An economic analysis of addictive behaviors and drug policy in France

par Marysia Ogrodnik

Thèse de doctorat en Economie

Sous la direction de Pierre Kopp.

Soutenue le 22-09-2016

à Paris 1 , dans le cadre de École doctorale d'Économie (Paris) , en partenariat avec Centre d'économie de la Sorbonne (Paris) (équipe de recherche) .

Le président du jury était Carine Staropoli.

Le jury était composé de Pierre Kopp, Christophe Palle.
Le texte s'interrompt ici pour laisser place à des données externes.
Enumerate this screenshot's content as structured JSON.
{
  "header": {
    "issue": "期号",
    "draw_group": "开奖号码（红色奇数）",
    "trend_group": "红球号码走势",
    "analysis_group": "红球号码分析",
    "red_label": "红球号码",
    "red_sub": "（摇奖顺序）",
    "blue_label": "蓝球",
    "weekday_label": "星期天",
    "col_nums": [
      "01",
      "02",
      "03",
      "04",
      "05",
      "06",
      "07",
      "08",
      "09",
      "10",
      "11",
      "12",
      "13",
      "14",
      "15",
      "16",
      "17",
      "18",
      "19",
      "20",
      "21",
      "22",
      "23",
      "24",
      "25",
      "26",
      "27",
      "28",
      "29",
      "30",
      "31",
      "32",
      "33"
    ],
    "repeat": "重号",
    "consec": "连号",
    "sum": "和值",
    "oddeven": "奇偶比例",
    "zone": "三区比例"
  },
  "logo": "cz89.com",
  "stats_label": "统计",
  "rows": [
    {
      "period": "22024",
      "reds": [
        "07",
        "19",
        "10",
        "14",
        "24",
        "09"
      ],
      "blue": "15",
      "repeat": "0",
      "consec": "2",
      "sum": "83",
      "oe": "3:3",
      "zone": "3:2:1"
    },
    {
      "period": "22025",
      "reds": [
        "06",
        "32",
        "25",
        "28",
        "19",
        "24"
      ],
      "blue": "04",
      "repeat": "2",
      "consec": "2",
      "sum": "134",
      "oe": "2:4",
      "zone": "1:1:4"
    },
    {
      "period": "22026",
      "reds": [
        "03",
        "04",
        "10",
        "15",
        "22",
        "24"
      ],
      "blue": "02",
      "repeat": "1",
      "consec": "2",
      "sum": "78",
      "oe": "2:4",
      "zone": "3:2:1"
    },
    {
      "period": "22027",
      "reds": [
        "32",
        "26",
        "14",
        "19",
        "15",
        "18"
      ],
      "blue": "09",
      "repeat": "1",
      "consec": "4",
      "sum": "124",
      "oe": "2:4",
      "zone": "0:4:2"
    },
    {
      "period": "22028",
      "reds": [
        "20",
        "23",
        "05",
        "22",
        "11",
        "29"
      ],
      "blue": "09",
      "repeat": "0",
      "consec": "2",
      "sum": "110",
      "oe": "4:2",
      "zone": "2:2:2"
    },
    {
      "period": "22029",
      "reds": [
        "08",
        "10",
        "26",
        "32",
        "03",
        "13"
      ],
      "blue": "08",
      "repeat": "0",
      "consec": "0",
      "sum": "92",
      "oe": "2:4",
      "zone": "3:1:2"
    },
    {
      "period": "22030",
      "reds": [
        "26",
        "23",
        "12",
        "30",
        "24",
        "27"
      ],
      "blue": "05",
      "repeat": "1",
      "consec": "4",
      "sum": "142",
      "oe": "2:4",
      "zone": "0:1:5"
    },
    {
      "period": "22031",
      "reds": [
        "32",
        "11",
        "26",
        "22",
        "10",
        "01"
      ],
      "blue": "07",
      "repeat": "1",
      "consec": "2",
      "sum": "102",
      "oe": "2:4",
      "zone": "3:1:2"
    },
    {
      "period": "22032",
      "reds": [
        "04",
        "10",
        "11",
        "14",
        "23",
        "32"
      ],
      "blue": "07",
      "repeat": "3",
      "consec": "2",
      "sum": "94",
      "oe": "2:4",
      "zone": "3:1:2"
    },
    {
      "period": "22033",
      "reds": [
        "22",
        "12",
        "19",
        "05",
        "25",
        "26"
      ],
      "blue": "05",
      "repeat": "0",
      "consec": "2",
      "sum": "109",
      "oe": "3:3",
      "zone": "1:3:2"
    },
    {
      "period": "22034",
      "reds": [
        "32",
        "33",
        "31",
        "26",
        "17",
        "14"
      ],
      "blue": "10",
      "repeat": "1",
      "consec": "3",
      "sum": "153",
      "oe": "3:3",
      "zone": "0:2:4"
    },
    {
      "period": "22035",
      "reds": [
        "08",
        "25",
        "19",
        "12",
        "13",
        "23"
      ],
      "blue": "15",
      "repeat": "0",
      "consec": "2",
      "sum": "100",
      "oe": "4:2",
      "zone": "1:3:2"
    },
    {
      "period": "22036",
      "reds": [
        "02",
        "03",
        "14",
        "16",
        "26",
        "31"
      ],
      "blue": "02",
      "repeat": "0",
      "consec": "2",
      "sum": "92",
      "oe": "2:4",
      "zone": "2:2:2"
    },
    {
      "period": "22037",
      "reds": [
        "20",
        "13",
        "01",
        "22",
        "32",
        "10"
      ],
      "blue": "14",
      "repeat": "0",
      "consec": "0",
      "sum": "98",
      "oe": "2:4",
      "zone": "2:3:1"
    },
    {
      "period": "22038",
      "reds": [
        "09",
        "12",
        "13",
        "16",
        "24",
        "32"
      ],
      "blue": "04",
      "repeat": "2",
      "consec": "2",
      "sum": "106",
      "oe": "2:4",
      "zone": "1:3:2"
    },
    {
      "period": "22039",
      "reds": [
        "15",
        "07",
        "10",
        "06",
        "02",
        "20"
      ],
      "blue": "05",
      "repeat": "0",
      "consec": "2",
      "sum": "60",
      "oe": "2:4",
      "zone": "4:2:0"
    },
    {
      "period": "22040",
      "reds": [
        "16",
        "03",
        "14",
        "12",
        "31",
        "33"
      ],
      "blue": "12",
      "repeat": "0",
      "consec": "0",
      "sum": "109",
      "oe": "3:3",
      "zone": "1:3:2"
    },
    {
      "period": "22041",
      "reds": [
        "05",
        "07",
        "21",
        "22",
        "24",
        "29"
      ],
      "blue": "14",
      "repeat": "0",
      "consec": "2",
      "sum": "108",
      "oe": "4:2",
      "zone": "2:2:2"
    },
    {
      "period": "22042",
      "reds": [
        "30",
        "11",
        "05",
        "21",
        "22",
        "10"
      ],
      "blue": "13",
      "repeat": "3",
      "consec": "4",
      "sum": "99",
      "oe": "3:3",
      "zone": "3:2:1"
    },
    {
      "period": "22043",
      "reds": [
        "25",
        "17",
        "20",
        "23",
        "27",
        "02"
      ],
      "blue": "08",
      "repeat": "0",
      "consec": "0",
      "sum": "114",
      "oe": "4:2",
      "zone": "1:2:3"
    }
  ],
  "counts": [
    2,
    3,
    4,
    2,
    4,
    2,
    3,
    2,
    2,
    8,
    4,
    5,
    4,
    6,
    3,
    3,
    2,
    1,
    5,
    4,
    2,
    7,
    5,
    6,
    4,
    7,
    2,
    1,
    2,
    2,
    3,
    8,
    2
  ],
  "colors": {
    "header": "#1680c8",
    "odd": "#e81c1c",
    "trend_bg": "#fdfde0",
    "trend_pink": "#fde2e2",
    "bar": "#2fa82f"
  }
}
Les rapporteurs étaient Florence Jusot, Emmanuel Petit.

  • Titre traduit

    Analyse économique des comportements d'addiction et des politiques publiques relatives aux drogues en France


  • Résumé

    L'objectif de cette thèse composée de six articles théoriques et empiriques, est d'identifier les moyens les plus efficaces d'encourager les usagers de drogues – légales et illégales – à adopter des habitudes plus saines en réduisant leur consommation. La première étape consiste à évaluer l’ampleur du problème en mesurant le coût social des drogues (tabac, alcool et drogues illicites) en France en 2010. Malgré les campagnes de prévention massives, la proportion inquiétante des consommateurs de substances nocives, mais surtout, la part élevée de personnes déclarant regretter d'avoir commencé leur consommation, conduisent à reconsidérer le paradigme traditionnel de l’addiction rationnelle, à la base de la plupart des travaux de recherche sur les addictions en économie. Au contraire, admettre une polyphasie cognitive chez les individus avec d’une part, un planner prenant ses décisions aussi rationnellement que ses capacités cognitives ne le lui permettent, et un doer ne cherchant qu’à atteindre une satisfaction immédiate, permet de construire un cadre théorique original tenant compte des émotions de court terme et de long terme des agents, ainsi que le rôle des normes sociales sur leurs décisions de consommation addictives. Le modèle construit à partir de ce cadre, ainsi que son analyse sur un panel de fumeurs français, permet de proposer des politiques novatrices visant à renforcer la motivation des individus à arrêter leur consommation addictive en réduisant leurs problèmes d’autocontrôle, en agissant sur leur perception des dangers liés à l’usage de drogues, et en ciblant un changement normatif de leur consommation. La plupart de ces recommandations ne sont pas applicables aux drogues illégales en raison de leur statut juridique. De ce fait, le seul levier permettant de définir une stratégie visant à réduire les coûts induits, est l’étude des alternatives juridiques à la pénalisation de la consommation, en particulier en ce qui concerne le cannabis, qui est la drogue illicite la plus largement utilisée en France, mais également dans la plupart des pays développés.


  • Résumé

    The objective of this thesis, composed of six academic papers, is to identify how to encourage people to adopt healthier habits by reducing their ⎯ legal and illegal ⎯ drug consumption. The first step is to evaluate the importance of the problem by measuring the social costs of drugs (tobacco, alcohol, and illegal drugs) in France in 2010. Despite massive prevention campaigns, the worrying proportion of harmful substance users and the high proportion of individuals who declare they regret having started consumption leads to reconsideration of the traditional paradigm of rational addiction and its extensions at the basis of most research works on addiction in economics. In contrast, admitting that individuals exhibit a dual process of reasoning, with a planner acting as rationally as the individual’s cognitive capabilities permit on the one hand and a doer who only seeks short-term rewards on the other, allows the construction of an original theoretical framework that takes into account consumers’ short-term and long-term emotions, and the role of social norms in addictive consumption. The model built from this framework and its testing through an analysis of smokers permit the proposal of innovative policies aiming to enhance individuals’ motivation to quit addictive consumption by (i) reducing their self-control problems, (ii) acting on their perception of the danger of the drug, and (iii) by targeting a normative change. Most of these recommendations are not applicable to illegal drugs due to their legal status. Thus, the strategy to reduce harm in this instance is to study the legal alternatives to the criminalization of use, especially for cannabis, which is the most widely used illegal drug in France, as it also is in most developed countries.